My first thought upon seeing this photo, "What if they're wrong?" And they were. We live in a world in which 123 black people have been fatally shot by police in 2016, and for a hell of a lot less than being accused of shooting 10 police officers in a single evening. By spreading Hughes' photo to a national audience and accusing him of this horrific attack against law enforcement, the DPD put a direct, life-threatening target on Hughes.
That original tweet from DPD was posted at 10:52 p.m. CT. At 10:55 p.m. CT, another Twitter used tweeted DPD in what he clearly assumed was "helpful evidence" and further tried to prosecute a black man of a crime against law enforcement when this man was peacefully following the law.
At 11 p.m. CT, just five minutes later, an ABC affiliate in Dallas jumped on the opportunity to further spread Hughes' photo and information, thus expanding the national hunt for Hughes and, ultimately, his body.
"But what if they're wrong?" I thought again, this time with amplified fear and anxiety, especially as the number of injured officers increased from two to 10, and especially when the fifth officer was pronounced dead. It was horrifying to think that Hughes, a black man, would carry out this calculated attack against police officers at a peaceful protest organized by Black Lives Matter activists.

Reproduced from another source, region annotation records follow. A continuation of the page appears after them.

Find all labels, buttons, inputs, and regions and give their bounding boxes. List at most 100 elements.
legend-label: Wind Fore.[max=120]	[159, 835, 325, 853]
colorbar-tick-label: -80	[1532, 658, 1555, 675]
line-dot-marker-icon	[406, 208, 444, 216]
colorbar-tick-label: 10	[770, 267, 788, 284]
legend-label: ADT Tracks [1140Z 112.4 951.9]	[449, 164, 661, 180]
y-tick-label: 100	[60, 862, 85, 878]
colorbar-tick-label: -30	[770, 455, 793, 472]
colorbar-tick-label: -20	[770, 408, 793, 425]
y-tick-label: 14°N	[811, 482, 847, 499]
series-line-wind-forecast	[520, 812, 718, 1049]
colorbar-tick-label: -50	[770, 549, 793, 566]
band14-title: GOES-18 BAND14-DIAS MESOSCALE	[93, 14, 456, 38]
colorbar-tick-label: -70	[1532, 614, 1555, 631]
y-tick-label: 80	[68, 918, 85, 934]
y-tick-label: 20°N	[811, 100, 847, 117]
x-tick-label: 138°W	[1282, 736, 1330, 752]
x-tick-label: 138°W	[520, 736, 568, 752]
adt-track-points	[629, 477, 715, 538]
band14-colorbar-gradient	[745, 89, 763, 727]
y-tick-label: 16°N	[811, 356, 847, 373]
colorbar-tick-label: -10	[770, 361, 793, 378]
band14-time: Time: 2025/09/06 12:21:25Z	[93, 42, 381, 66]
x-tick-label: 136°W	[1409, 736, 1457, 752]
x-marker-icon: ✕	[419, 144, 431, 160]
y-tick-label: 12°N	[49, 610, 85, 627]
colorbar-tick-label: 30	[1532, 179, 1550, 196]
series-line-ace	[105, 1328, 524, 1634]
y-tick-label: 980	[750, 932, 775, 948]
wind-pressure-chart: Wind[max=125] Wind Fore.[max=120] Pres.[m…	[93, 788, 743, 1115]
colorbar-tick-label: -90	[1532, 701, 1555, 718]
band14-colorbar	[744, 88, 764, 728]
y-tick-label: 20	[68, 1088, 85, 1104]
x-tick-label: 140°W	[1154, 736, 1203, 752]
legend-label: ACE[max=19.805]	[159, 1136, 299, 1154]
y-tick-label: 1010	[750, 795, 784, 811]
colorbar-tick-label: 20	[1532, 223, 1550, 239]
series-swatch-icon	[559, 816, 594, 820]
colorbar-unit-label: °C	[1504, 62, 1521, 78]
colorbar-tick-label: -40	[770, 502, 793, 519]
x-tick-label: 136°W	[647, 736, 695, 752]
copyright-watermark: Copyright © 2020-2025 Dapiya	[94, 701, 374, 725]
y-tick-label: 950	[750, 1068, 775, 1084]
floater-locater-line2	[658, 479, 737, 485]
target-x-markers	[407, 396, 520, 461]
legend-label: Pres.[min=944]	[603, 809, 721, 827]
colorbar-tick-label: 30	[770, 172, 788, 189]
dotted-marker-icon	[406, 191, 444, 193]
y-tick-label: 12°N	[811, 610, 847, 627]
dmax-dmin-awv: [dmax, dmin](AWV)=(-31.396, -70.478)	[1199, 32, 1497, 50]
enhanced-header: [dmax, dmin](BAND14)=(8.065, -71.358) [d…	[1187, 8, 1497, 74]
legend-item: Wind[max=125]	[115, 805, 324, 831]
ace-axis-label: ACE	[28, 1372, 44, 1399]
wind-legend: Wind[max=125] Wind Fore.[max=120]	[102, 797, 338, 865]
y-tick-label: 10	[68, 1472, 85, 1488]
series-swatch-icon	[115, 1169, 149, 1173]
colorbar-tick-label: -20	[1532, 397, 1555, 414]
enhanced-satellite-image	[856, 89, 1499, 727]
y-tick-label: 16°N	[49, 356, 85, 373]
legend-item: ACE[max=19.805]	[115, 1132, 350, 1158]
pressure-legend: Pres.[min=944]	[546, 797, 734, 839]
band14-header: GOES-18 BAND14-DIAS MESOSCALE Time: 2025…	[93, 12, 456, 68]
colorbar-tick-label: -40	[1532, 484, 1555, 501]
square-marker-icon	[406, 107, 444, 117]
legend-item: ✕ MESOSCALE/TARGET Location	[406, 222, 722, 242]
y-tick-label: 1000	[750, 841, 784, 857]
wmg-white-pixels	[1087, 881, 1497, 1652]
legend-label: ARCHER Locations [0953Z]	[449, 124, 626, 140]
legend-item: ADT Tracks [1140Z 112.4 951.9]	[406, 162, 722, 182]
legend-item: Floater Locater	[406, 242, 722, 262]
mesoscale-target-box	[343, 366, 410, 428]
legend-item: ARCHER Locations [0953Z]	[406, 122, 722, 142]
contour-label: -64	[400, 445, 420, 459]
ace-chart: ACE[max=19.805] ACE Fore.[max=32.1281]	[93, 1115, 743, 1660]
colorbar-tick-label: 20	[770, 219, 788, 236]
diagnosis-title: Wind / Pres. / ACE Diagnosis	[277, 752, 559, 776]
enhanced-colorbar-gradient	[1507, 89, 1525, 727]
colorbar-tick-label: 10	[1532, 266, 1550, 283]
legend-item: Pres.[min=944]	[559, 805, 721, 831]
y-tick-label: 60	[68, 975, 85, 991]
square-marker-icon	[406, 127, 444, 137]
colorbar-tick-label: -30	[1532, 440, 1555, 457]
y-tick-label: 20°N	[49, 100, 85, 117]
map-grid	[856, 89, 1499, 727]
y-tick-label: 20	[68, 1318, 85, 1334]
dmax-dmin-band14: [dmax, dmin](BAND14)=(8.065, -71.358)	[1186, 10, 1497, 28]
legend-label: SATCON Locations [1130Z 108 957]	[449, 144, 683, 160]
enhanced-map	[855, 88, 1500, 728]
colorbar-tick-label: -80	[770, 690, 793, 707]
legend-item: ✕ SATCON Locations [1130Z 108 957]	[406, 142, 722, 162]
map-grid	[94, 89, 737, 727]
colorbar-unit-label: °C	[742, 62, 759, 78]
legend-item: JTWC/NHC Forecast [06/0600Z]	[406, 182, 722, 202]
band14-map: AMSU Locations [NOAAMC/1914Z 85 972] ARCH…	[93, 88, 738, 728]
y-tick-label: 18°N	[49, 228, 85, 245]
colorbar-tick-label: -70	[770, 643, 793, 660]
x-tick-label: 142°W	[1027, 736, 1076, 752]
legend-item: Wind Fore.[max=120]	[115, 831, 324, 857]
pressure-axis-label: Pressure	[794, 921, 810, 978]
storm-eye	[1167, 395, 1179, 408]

But it was more horrifying to think that the media and the DPD got it wrong, and that with zero regard for Hughes' life and every regard for the color of his skin, yet another innocent black man was thrown into the national spotlight and destined to be killed too soon because of the inherent "threat" posed by his blackness.
And then the truth started to come out that Hughes, despite his black skin and licensed gun, was not a suspect at all.
Hughes' brother, Cory, ran to news reporters on the scene as soon as he heard that his brother's face was being plastered all over the national media in connection with the Dallas shootings. Hughes went from a peaceful, Black Lives Matter activist to America's Most Wanted in a matter of minutes.
I'm not saying that I would feel comfortable at a protest with people openly carrying guns, but I'm also just someone who is generally uncomfortable about guns. But, as Cory told the reporter who asked why his brother was carrying a gun at the peaceful protest, "It is his right." Just as it was Sterling's right in Louisiana and Castile's right in Minnesota to legally carry a gun, but those men were killed for following their states' gun laws, and Hughes could have been next.
The racial tensions in America have heightened over the last few years as police-involved murders of black men, women, and children have shaken our nation to its core. Peaceful protests are one way to try to bring communities together after these senseless killings. But, as we saw Thursday night with the Dallas protest shootings, there remains an inherent, nasty breed of racism in many Americans when it comes to associating blackness with a level of perceived threat and distrust.
Hughes handed his gun over to a police officer and they exchanged business cards so that Hughes could retrieve his gun at a later date. But Hughes' accusers at the DPD didn't question if he had a license to carry. They didn't stop to follow up with other DPD officers to confirm whether or not Hughes had willingly given up his gun after he recognized the severity of the situation. Instead, they saw an easy target: a black man in a camouflage t-shirt carrying a weapon in public (in a state that has liberal open carry laws, mind you). They saw a black man whose life didn't matter.